Blastozystose – noch heute bieten Sie Wissenschaftler*innen Diskussionsbedarf
Blastozysten wurden erst in den 70er Jahren als potenziell schädlich anerkannt – und auch heute haben die Fachleute vieles an dem Erreger noch nicht gänzlich verstanden [4]. Nachdem Blastozysten jedoch gehäuft bei Reiserückkehrern mit Beschwerden wie Durchfall nachgewiesen werden konnten, vermuten einige Forschende, dass die Parasiten krank machen können [1].
Einige Studien weisen außerdem auf einen möglichen Zusammenhang zwischen dem Reizdarmsyndrom und Blastozysten-Infektionen hin, da der Erreger bei Betroffenen häufiger nachgewiesen werden konnte [5], [6].
Wie häufig sind Blastozysten-Infektionen und wer ist betroffen?
Blastozysten kommen weltweit häufig vor: 0,5 bis 23,1 Prozent der Bevölkerung in Industrieländern und 22,1 bis 100 Prozent der Bevölkerung in Entwicklungsländern sind mit den Parasiten infiziert [3]. AIDS-Patient*innen sind besonders betroffen: Bei jeder*m zweiten können Blastozysten nachgewiesen werden [7].
Doch nicht immer sind Personen mit nachgewiesenen Blastozysten krank: Eine deutsche Studie konnten bei Routine-Untersuchungen bei bis zu 15 Prozent der darmgesunden Untersuchten Blastozysten feststellen.
Wie werden Blastozysten übertragen?
Wissenschaftler*innen konnten bisher noch nicht abschließend klären, wie Blastozysten in den Körper gelangen. Einige Studien belegen jedoch, dass gewisse Risikofaktoren die Wahrscheinlichkeit einer Infektion erhöhen können.
Risikofaktoren für eine Infektion mit Blastozysten sind [8], [9]:
- Mit Fäkalien kontaminiertes Wasser oder Lebensmittel
- Aufenthalt in einer Tagespflegeumgebung
- Umgang mit Tieren
- Auslandsreisen und Migration aus betroffenen Regionen
Gut zu wissen: Auch schnelle internationale Lebensmitteltransporte aus Regionen mit verunreinigtem Trinkwasser können die Wahrscheinlichkeit einer Blastozysteninfektion erhöhen [9].
Tiere spielen in der Übertragung von Blastozysten eine Rolle, da auch sie an dem Erreger erkranken und infektiösen Kot ausscheiden.
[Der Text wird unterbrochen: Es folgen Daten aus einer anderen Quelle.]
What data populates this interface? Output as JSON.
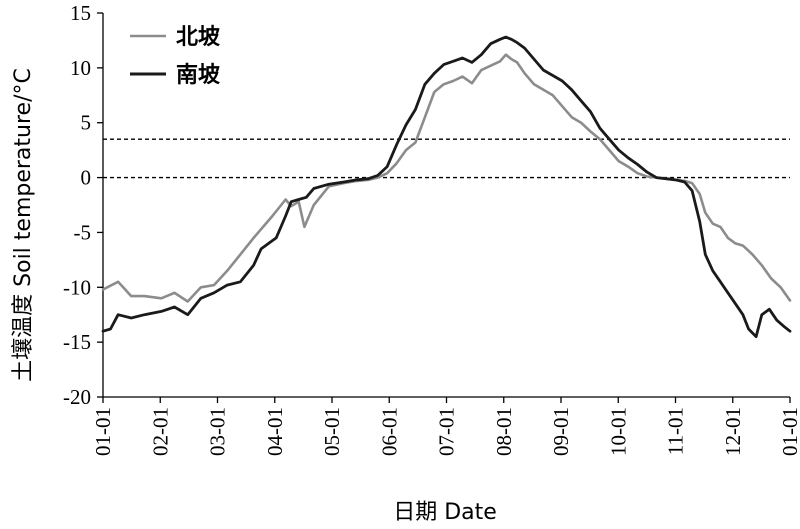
{
  "chart_data": {
    "type": "line",
    "xlabel": "日期 Date",
    "ylabel": "土壤温度 Soil temperature/°C",
    "ylim": [
      -20,
      15
    ],
    "yticks": [
      "15",
      "10",
      "5",
      "0",
      "-5",
      "-10",
      "-15",
      "-20"
    ],
    "xticks": [
      "01-01",
      "02-01",
      "03-01",
      "04-01",
      "05-01",
      "06-01",
      "07-01",
      "08-01",
      "09-01",
      "10-01",
      "11-01",
      "12-01",
      "01-01"
    ],
    "xlim": [
      0,
      365
    ],
    "reference_lines": [
      3.5,
      0
    ],
    "legend_position": "top-left",
    "series": [
      {
        "name": "北坡",
        "color": "#8c8c8c",
        "x": [
          0,
          8,
          15,
          22,
          31,
          38,
          45,
          52,
          59,
          66,
          73,
          80,
          90,
          97,
          100,
          104,
          107,
          112,
          120,
          128,
          135,
          141,
          146,
          151,
          156,
          161,
          166,
          171,
          176,
          181,
          186,
          191,
          196,
          201,
          206,
          211,
          214,
          217,
          220,
          224,
          229,
          234,
          239,
          244,
          249,
          254,
          259,
          264,
          269,
          274,
          279,
          284,
          289,
          294,
          299,
          304,
          309,
          313,
          317,
          320,
          324,
          328,
          332,
          336,
          340,
          345,
          350,
          355,
          360,
          365
        ],
        "y": [
          -10.2,
          -9.5,
          -10.8,
          -10.8,
          -11.0,
          -10.5,
          -11.3,
          -10.0,
          -9.8,
          -8.5,
          -7.0,
          -5.5,
          -3.5,
          -2.0,
          -2.6,
          -2.2,
          -4.5,
          -2.5,
          -0.8,
          -0.5,
          -0.3,
          -0.2,
          0.0,
          0.4,
          1.3,
          2.5,
          3.2,
          5.5,
          7.8,
          8.5,
          8.8,
          9.2,
          8.6,
          9.8,
          10.2,
          10.6,
          11.2,
          10.8,
          10.5,
          9.5,
          8.5,
          8.0,
          7.5,
          6.5,
          5.5,
          5.0,
          4.2,
          3.5,
          2.5,
          1.5,
          1.0,
          0.4,
          0.1,
          0.0,
          -0.1,
          -0.2,
          -0.3,
          -0.5,
          -1.5,
          -3.2,
          -4.2,
          -4.5,
          -5.5,
          -6.0,
          -6.2,
          -7.0,
          -8.0,
          -9.2,
          -10.0,
          -11.2
        ]
      },
      {
        "name": "南坡",
        "color": "#1a1a1a",
        "x": [
          0,
          4,
          8,
          15,
          22,
          31,
          38,
          45,
          52,
          59,
          66,
          73,
          80,
          84,
          88,
          92,
          97,
          100,
          104,
          108,
          112,
          120,
          128,
          135,
          141,
          146,
          151,
          156,
          161,
          166,
          171,
          176,
          181,
          186,
          191,
          196,
          201,
          206,
          211,
          214,
          217,
          220,
          224,
          229,
          234,
          239,
          244,
          249,
          254,
          259,
          264,
          269,
          274,
          279,
          284,
          289,
          294,
          299,
          304,
          309,
          313,
          317,
          320,
          324,
          328,
          332,
          336,
          340,
          343,
          347,
          350,
          354,
          358,
          362,
          365
        ],
        "y": [
          -14.0,
          -13.8,
          -12.5,
          -12.8,
          -12.5,
          -12.2,
          -11.8,
          -12.5,
          -11.0,
          -10.5,
          -9.8,
          -9.5,
          -8.0,
          -6.5,
          -6.0,
          -5.5,
          -3.5,
          -2.2,
          -2.0,
          -1.8,
          -1.0,
          -0.6,
          -0.4,
          -0.2,
          -0.1,
          0.2,
          1.0,
          3.0,
          4.8,
          6.2,
          8.5,
          9.5,
          10.3,
          10.6,
          10.9,
          10.5,
          11.2,
          12.2,
          12.6,
          12.8,
          12.6,
          12.3,
          11.8,
          10.8,
          9.8,
          9.3,
          8.8,
          8.0,
          7.0,
          6.0,
          4.5,
          3.5,
          2.5,
          1.8,
          1.2,
          0.5,
          0.0,
          -0.1,
          -0.2,
          -0.4,
          -1.2,
          -4.0,
          -7.0,
          -8.5,
          -9.5,
          -10.5,
          -11.5,
          -12.5,
          -13.8,
          -14.5,
          -12.5,
          -12.0,
          -13.0,
          -13.6,
          -14.0
        ]
      }
    ]
  }
}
Tiere, bei denen Blastozysten nachgewiesen werden konnten, sind unter anderem [4]:
- Hunde und weitere Vertreter der Hundefamilie (Caniden)
- Schweine
- Primaten
- Nagetiere
- Vögel
Symptome und Verlauf der Blastozysten-Infektion
Auch heute diskutieren Wissenschaftler*innen noch darüber, ob Blastozysten tatsächlich krankheitserregend sind, denn wie auch bei der parasitären Protozoe Entamoeba histolytica bleibt eine Infektion mit dem Erreger bei vielen Menschen aufgrund fehlender Symptome lange unbemerkt [1], [8], [10]. Ohne eine Behandlung kann der Parasit Wochen bis Jahre im Darm von Infizierten überleben [8].
Bei einer Infektion mit Blastozysten, auch Blastozystose genannt, können vermutlich folgende Symptome auftreten [8], [11]:
- Wässriger Stuhlgang oder Durchfall
- Bauchschmerzen oder Blähungen
- Übelkeit oder unerklärlicher Gewichtsverlust
- Jucken im Analbereich
- Verstopfung
Wie lange eine Blastozysten-Infektion anhält, ist nicht abschließend geklärt. Einige Infektionen dauern Wochen, doch auch Infektionen über Monate oder Jahre sind beobachtet worden. Darüber hinaus konnten Patient*innen trotz fortbestehender Infektion asymptomatisch werden, das heißt die Beschwerden gingen zurück.
Wie wird eine Blastozysten-Infektion diagnostiziert?
Für Ärzt*innen stellt die Diagnose eine Herausforderung dar, denn die Beschwerden kommen auch bei anderen häufigen Erkrankungen vor. So ist eine sorgfältige Diagnosestellung notwendig, um bakterielle Infektionen, durch Medikamente oder Nahrungsmittelunverträglichkeiten verursachte Beschwerden sowie Erkrankungen wie Zöliakie oder Darmkrebs als Ursache der Symptome auszuschließen [9].
Eine Blastozysten-Infektion wird meistens in einer Stuhlprobe des*r Infizierten nachgewiesen. Dabei untersucht ein Labor die abgegebene Stuhlprobe auf den Erreger [8].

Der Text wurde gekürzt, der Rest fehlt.